Student tardiness conflicts with my agenda, so my ego goes to work to control it. But as the
disagreeable situation continues, the ego simmers, and the frustrated desire for control and order
intensifies. I am a pressure cooker. A look, a word, or a wrong gesture opens the valve and the
pressurized steam floods the room. In my head, I blame them, the culture, and the world, and it
shows in my demeanor. I deceive myself by thinking I play no role in it at all, and all the while, I
exhaust my energy waiting for the world to change.

When you blame, you open up a world of excuses, because as long as you’re looking outside,
you miss the opportunity to look inside, and you continue to suffer. Even as you employ different
strategies for controlling the problem, there will always be the students that continue to trickle in
late, every semester, for as long as you teach, forever. The idea of confronting yourself first, in
the face of something so disrespectful, sounds ironic. Coming in late is clearly wrong, you may
be thinking. It’s their fault, and they need to get their act together. Yes, but you don’t want to
suffer until they do. You want to be liberated and at peace, able to smile as you deal with these
everyday annoyances. The true irony is that when you flip the whole thing over in this way, the
annoyances will probably stop being annoying. Pointing outward rather than inward prevents
you from considering your own need to control, as well as your own sensitivity to minor
provocations. To continue in the context of my teacher’s caveat, DER, it is thus a refusal to take
responsibility, and to take your own foibles to task.
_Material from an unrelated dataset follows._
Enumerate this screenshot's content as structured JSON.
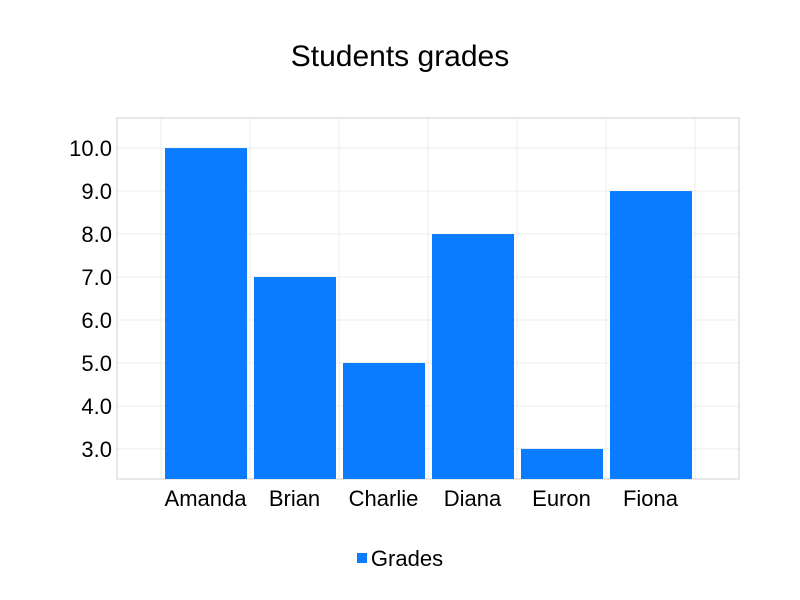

Some of my colleagues won’t admit students into the room after fifteen minutes. It’s a reasonable cutoff. One of my son’s teachers locks the door just one minute after the scheduled start time of his aviation class for aspiring pilots and air traffic controllers. One minute might strike you as downright unreasonable, until you hear his compelling and amusing analogy: If this was an airplane, the doors would be locked, and even if you were only one minute late, you would have missed your plane. Ask yourself: Where is your own balance point between “anything goes” and rigid intolerance? Curbing the compulsion to drive our agendas at any expense is part of finding that balance. And how expensive is it? Does your inner disturbance ruffle the peace more than the tardies do? If so, that is a quite a tab. Zen’s answer is a compromise, which Buddha called the Middle Path.

Just watch them without controlling them, Zen says.
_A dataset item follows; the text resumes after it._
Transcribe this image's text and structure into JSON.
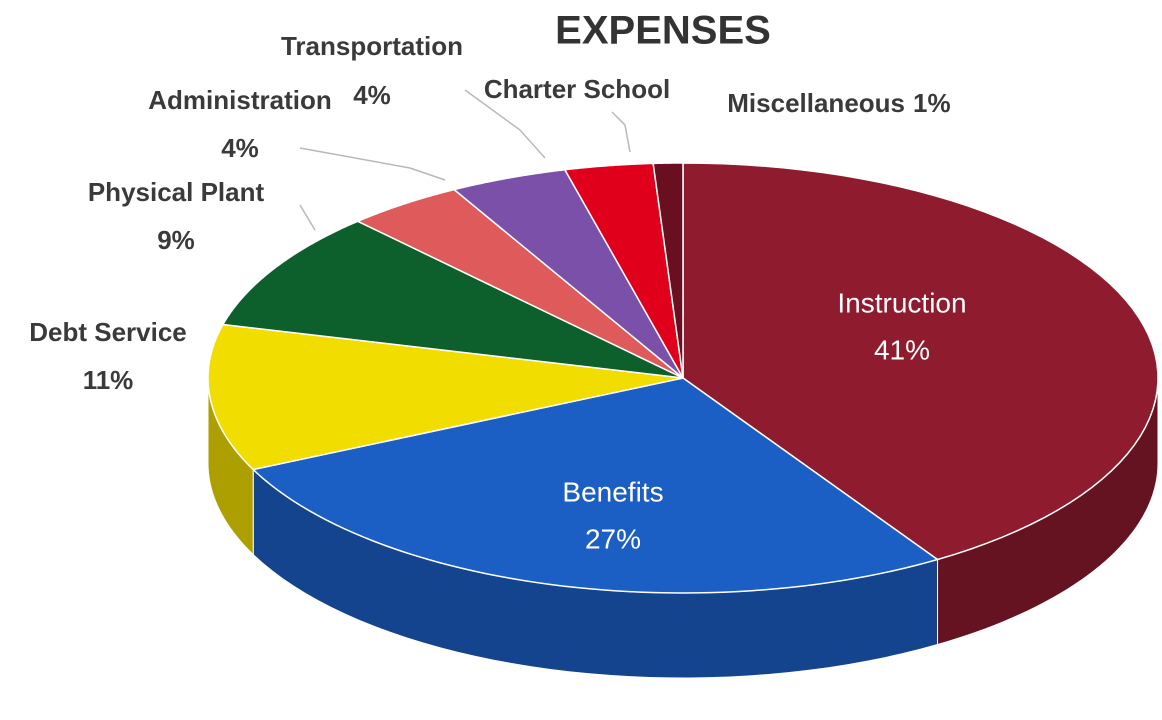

There’s an opening of the heart that occurs when you pull back for a moment, into the
stillness—when you simply watch. In that space, there is room to turn the light inward and ask
honestly, “Why does this bother me so much?” Ask, is this person doing something bad to me
personally? The point is not laxity, but inner peace, which has to come first. You have to be
peaceful before looking to external solutions.
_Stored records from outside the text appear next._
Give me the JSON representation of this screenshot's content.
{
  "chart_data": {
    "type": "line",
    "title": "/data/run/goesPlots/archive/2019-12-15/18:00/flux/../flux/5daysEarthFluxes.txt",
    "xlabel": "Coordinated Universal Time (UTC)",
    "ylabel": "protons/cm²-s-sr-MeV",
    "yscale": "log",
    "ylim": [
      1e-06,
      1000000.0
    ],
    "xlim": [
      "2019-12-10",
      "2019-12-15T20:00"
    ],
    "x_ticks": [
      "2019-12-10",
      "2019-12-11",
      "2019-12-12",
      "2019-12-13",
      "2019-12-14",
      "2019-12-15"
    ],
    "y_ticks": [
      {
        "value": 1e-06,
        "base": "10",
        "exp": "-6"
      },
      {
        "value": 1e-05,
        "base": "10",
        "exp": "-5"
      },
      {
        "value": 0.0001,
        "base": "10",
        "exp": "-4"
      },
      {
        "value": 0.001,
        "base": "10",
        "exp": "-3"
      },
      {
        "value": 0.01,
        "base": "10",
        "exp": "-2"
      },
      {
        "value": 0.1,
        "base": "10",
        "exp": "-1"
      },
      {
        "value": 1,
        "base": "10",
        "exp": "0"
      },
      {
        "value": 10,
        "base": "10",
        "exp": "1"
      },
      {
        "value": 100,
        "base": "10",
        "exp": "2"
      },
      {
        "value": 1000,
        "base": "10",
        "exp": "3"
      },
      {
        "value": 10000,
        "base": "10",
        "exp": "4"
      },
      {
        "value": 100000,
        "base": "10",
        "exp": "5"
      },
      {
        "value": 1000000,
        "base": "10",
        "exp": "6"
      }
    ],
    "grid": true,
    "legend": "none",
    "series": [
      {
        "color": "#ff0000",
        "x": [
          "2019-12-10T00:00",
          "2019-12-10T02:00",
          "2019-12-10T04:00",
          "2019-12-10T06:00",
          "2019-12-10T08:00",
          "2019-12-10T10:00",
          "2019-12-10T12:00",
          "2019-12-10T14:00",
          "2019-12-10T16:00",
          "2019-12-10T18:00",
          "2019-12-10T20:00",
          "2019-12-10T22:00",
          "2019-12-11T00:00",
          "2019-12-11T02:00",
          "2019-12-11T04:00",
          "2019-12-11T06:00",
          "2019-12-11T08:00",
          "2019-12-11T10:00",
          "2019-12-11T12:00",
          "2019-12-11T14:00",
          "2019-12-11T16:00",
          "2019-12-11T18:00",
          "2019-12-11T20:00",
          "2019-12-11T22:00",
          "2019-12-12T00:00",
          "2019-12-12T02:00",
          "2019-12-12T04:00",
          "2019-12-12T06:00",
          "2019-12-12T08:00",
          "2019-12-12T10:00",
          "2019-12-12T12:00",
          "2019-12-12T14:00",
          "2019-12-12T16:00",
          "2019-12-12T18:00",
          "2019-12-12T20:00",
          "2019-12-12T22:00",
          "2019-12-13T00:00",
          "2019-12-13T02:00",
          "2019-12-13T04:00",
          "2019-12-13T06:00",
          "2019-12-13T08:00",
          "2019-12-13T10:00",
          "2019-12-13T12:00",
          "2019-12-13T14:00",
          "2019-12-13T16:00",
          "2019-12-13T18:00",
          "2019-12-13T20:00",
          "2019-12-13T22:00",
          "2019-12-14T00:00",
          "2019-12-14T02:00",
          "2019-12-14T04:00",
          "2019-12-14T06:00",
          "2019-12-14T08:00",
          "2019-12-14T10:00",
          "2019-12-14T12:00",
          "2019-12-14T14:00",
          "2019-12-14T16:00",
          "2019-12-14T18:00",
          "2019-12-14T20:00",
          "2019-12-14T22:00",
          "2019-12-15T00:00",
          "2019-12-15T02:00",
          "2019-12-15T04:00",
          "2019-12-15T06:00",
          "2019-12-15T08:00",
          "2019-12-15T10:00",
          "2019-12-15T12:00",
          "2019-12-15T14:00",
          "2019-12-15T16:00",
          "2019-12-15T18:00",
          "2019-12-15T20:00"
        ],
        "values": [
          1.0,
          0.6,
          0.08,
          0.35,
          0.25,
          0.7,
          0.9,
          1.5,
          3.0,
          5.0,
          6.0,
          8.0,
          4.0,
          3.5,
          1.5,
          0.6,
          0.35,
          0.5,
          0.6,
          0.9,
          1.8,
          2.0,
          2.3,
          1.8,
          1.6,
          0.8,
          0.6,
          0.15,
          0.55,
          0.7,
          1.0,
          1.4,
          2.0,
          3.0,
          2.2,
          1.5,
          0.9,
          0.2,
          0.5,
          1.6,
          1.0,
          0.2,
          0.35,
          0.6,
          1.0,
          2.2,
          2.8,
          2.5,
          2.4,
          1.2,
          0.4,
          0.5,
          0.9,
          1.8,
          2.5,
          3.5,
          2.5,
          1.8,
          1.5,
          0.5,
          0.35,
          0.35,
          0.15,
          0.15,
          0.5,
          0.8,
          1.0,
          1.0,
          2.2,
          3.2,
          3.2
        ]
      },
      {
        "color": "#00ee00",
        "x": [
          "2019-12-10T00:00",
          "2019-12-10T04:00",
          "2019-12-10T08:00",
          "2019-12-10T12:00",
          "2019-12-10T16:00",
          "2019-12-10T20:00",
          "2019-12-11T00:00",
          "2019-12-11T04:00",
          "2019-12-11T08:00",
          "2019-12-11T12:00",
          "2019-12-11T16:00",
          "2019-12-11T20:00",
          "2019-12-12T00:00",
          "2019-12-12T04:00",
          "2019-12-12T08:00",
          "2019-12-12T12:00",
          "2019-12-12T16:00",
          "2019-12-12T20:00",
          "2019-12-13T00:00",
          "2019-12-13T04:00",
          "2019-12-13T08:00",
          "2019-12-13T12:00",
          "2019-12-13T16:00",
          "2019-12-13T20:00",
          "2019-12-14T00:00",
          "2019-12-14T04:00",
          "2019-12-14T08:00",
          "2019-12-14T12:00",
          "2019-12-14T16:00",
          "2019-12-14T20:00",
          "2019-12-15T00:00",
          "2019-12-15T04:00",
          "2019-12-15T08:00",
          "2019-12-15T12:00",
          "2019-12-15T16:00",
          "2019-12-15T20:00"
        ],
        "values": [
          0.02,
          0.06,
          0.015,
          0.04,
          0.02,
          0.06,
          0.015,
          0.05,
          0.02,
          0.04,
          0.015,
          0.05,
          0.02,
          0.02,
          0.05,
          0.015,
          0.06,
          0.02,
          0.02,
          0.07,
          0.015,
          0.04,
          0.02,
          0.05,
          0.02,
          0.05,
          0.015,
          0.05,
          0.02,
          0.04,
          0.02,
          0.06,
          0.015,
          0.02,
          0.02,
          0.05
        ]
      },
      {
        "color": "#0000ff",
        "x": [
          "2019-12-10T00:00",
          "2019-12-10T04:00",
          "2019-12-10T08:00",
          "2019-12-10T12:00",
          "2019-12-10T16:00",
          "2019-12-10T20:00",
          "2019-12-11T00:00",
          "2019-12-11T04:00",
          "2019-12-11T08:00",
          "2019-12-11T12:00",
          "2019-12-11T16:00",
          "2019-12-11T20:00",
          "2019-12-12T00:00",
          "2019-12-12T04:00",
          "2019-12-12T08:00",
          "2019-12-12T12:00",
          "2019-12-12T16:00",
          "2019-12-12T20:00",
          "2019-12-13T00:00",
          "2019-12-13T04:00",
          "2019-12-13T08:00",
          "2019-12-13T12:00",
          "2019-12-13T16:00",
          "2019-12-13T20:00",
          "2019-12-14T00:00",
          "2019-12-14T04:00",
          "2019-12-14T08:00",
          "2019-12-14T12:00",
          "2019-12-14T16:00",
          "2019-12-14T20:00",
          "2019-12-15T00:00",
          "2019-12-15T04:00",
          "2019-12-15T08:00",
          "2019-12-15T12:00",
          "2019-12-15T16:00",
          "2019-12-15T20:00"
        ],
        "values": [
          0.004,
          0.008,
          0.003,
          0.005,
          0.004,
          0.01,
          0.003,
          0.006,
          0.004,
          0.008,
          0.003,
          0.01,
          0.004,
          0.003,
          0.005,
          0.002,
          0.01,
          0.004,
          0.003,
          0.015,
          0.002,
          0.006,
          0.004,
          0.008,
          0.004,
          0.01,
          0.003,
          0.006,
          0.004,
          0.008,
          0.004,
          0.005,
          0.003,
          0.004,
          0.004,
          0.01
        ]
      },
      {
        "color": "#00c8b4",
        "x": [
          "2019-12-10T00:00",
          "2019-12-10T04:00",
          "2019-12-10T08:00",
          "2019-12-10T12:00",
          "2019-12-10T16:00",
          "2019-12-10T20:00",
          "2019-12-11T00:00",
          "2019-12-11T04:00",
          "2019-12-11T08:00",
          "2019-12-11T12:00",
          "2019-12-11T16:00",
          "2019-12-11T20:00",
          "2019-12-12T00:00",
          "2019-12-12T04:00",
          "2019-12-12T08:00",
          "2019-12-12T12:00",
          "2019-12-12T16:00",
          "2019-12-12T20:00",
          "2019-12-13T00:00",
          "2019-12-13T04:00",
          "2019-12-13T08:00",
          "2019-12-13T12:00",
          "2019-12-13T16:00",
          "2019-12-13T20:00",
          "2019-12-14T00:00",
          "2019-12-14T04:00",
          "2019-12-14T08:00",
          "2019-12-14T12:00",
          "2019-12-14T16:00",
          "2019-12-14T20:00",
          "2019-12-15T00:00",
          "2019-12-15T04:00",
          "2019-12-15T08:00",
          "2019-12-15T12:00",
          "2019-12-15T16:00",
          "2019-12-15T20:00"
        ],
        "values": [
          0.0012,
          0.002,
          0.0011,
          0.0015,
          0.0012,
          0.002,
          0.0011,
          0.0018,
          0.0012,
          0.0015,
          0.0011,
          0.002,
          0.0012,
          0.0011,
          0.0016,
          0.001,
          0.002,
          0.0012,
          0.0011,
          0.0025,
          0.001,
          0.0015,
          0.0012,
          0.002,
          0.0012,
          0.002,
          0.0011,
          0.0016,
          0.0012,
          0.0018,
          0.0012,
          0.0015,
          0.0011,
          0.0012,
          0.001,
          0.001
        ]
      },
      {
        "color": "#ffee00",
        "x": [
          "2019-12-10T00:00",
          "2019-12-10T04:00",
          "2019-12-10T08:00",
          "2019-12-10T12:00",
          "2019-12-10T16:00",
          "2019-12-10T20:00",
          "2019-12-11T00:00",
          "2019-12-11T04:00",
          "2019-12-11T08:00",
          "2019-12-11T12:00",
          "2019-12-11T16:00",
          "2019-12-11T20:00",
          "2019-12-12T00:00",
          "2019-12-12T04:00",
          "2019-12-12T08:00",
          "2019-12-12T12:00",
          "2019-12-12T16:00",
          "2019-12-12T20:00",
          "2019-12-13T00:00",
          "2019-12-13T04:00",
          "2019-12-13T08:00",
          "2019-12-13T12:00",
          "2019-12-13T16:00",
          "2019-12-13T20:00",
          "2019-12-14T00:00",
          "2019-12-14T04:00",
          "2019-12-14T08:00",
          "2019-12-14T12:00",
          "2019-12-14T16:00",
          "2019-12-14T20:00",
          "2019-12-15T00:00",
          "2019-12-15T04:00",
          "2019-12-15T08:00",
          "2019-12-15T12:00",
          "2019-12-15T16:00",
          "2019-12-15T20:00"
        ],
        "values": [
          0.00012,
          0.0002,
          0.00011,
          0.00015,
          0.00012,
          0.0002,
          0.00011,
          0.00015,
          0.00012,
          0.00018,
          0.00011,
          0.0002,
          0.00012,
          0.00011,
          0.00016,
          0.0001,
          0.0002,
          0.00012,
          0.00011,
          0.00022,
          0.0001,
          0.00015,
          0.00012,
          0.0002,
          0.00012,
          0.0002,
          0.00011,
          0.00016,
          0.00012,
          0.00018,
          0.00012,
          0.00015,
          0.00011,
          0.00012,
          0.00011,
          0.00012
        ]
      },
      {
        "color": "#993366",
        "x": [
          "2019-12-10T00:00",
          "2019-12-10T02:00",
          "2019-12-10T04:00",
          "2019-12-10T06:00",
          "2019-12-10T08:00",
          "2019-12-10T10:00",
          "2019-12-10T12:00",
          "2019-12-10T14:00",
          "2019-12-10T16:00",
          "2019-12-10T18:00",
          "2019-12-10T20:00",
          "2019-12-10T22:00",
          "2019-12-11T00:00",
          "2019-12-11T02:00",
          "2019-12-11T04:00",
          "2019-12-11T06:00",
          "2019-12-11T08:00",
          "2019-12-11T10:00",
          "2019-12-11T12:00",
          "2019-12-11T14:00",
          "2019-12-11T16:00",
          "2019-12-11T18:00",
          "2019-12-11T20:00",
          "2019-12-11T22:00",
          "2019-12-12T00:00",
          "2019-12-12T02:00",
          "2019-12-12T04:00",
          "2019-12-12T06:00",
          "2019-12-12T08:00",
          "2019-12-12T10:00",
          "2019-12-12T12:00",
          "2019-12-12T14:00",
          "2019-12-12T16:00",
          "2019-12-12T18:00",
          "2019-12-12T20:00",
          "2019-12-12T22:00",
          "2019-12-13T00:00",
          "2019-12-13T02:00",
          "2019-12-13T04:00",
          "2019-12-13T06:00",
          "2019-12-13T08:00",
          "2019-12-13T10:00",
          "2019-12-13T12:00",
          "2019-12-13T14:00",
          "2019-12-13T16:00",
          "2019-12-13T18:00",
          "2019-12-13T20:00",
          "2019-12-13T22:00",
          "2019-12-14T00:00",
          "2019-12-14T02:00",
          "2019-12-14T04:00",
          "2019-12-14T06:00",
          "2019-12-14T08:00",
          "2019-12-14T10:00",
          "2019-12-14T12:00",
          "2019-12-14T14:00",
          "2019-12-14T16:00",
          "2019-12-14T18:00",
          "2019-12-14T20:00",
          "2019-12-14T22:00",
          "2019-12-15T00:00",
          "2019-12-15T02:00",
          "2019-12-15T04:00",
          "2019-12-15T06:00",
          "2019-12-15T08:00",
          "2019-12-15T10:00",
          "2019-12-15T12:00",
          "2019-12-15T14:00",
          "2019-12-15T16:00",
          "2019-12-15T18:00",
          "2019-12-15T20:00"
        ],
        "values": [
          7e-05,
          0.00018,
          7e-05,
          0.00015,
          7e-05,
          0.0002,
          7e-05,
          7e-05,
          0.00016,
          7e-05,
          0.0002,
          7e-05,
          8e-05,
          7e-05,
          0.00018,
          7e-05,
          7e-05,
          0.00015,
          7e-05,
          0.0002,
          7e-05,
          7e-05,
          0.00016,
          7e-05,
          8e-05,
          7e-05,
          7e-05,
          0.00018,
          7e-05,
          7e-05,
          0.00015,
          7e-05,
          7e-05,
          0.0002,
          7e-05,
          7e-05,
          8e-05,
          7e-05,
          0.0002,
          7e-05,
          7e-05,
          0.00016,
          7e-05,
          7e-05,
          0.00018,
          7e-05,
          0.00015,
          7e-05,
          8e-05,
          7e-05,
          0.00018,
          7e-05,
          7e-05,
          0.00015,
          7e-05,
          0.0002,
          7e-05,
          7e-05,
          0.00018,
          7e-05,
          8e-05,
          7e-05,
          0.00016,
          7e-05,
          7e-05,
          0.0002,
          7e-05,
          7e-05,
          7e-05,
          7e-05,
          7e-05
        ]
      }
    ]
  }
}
Like those kaleidoscopes we all had as kids, consider the new shapes and colors that emerge with
just a small adjustment. Yes, tardiness seems intolerable, and as convinced as I am that it’s a
symptom of undisciplined youth, I can also laugh at myself because I’m starting to sound like the
older generations who have always said the same thing. Anyway—and this is the real point—our
own spinning minds that toss judgments around like batting machines are even more intolerable
than the tardies. That incessant spinning ruins everything, so which is worse? They both cause
suffering all around, especially to ourselves.